Signatures of Stripe Phases in Hole Doped $La_2NiO_4$

TL;DR

This study investigates stripe phases in doped La$_{2}$NiO$_{4}$, revealing how electron-lattice interactions determine whether Ni-centered or O-centered charge stripes form, with distinct experimental signatures.

Contribution

It demonstrates the critical role of electron-lattice coupling in dictating stripe phase types and predicts observable signatures distinguishing them in nickelate materials.

Findings

Transition from O-centered to Ni-centered stripes with increasing e-l interaction

Distinct low- and high-energy signatures for each stripe type

Electron-lattice interaction critically influences stripe phase formation

Abstract

We study nickelate-centered and oxygen-centered stripe phases in doped La$_{2}$NiO$_{4}$ materials.

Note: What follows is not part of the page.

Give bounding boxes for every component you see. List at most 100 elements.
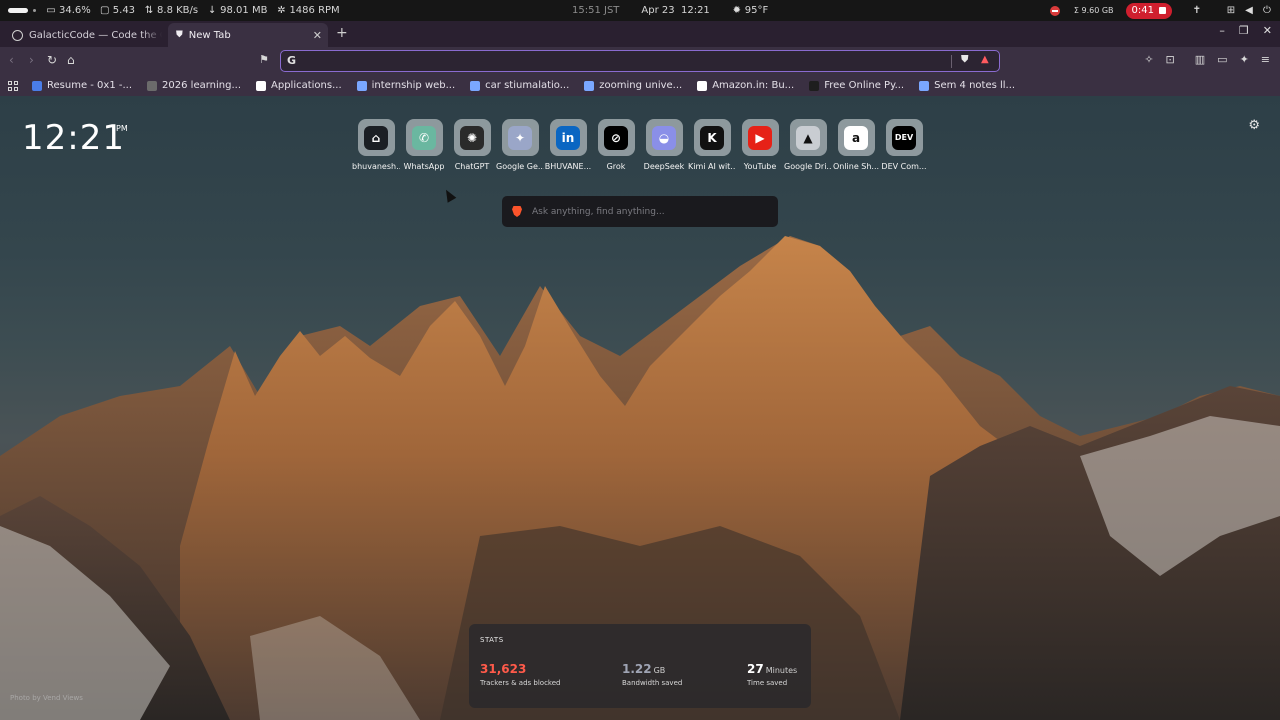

We use an inhomogeneous Hartree-Fock and random-phase approximation approach including both electron-electron and electron-lattice(e-l) coupling for a layer of La$_{2}$NiO$_{4}$. We find that whether the ground state after commensurate hole doping comprises Ni-centered or O-centered charge-localized stripes depends sensitively on the e-l interaction. With increasing e-l interaction strength, a continuous transition from an O-centered stripe phase to a Ni-centered one is found. Various low- and high-energy signatures of these two kinds of stripe phases are predicted, which can clearly distinguish them. These signatures reflect the strongly correlated spin-charge-lattice features in the vicinity of Ni-centered or O-centered stripe domains. The importance of e-l interaction for recent experiments on stripe phases is discussed.